Pulsa para ver en grande
Pablo y Bernabé ya no estaban con los discípulos que habían creído en Antioquía, pero la confianza de las personas de la ciudad no se había puesto en los apóstoles, sino en Dios. Por eso, permanecieron gozosos en Él, quien seguía presente con ellos para esta vida y para la eternidad. Pablo escribe a los corintios que su propósito era predicar y conducirse de tal manera que la fe de sus oyentes no se apoyara en él, sino en Dios: “Para que vuestra fe no esté fundada en la sabiduría de los hombres, sino en el poder de Dios (1 Co. 2:5). La experiencia de los discípulos en Antioquía incluía también un bautismo en el Espíritu.

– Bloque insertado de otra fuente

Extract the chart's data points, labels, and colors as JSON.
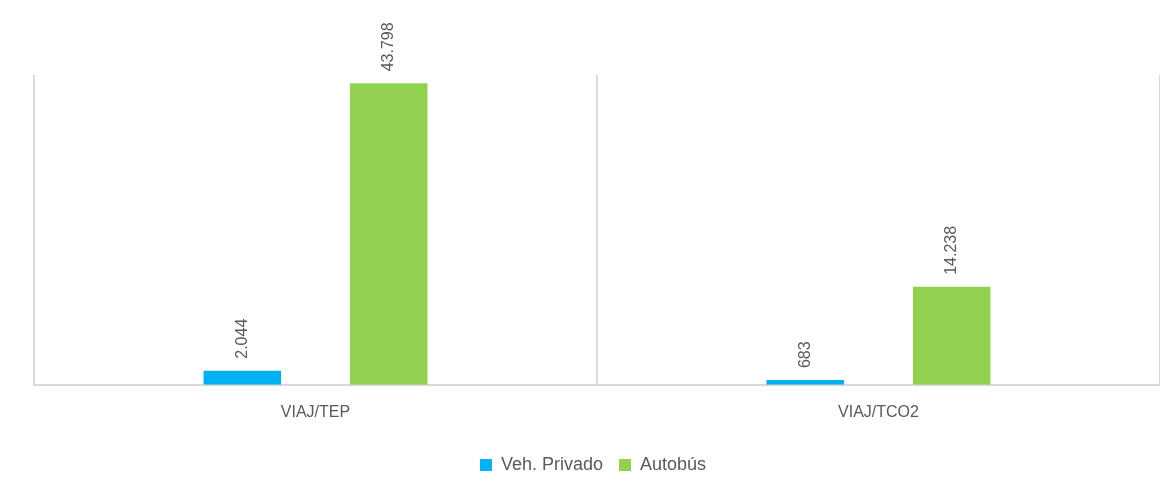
{
  "chart_data": {
    "type": "bar",
    "categories": [
      "VIAJ/TEP",
      "VIAJ/TCO2"
    ],
    "series": [
      {
        "name": "Veh. Privado",
        "color": "#00b0f0",
        "values": [
          2044,
          683
        ],
        "value_labels": [
          "2.044",
          "683"
        ]
      },
      {
        "name": "Autobús",
        "color": "#92d050",
        "values": [
          43798,
          14238
        ],
        "value_labels": [
          "43.798",
          "14.238"
        ]
      }
    ],
    "relative": false,
    "grid": "x",
    "legend": "bottom"
  }
}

 En cuanto a Pablo y Bernabé, Pablo expresó a los tesalonicenses una verdad sobre todos los creyentes que llegaron a la fe mediante su ministerio: “¿Cuál es nuestra esperanza, o gozo, o corona de que me gloríe? ¿No lo sois vosotros, delante de nuestro Señor Jesucristo, en su venida? Vosotros sois nuestra gloria y gozo”.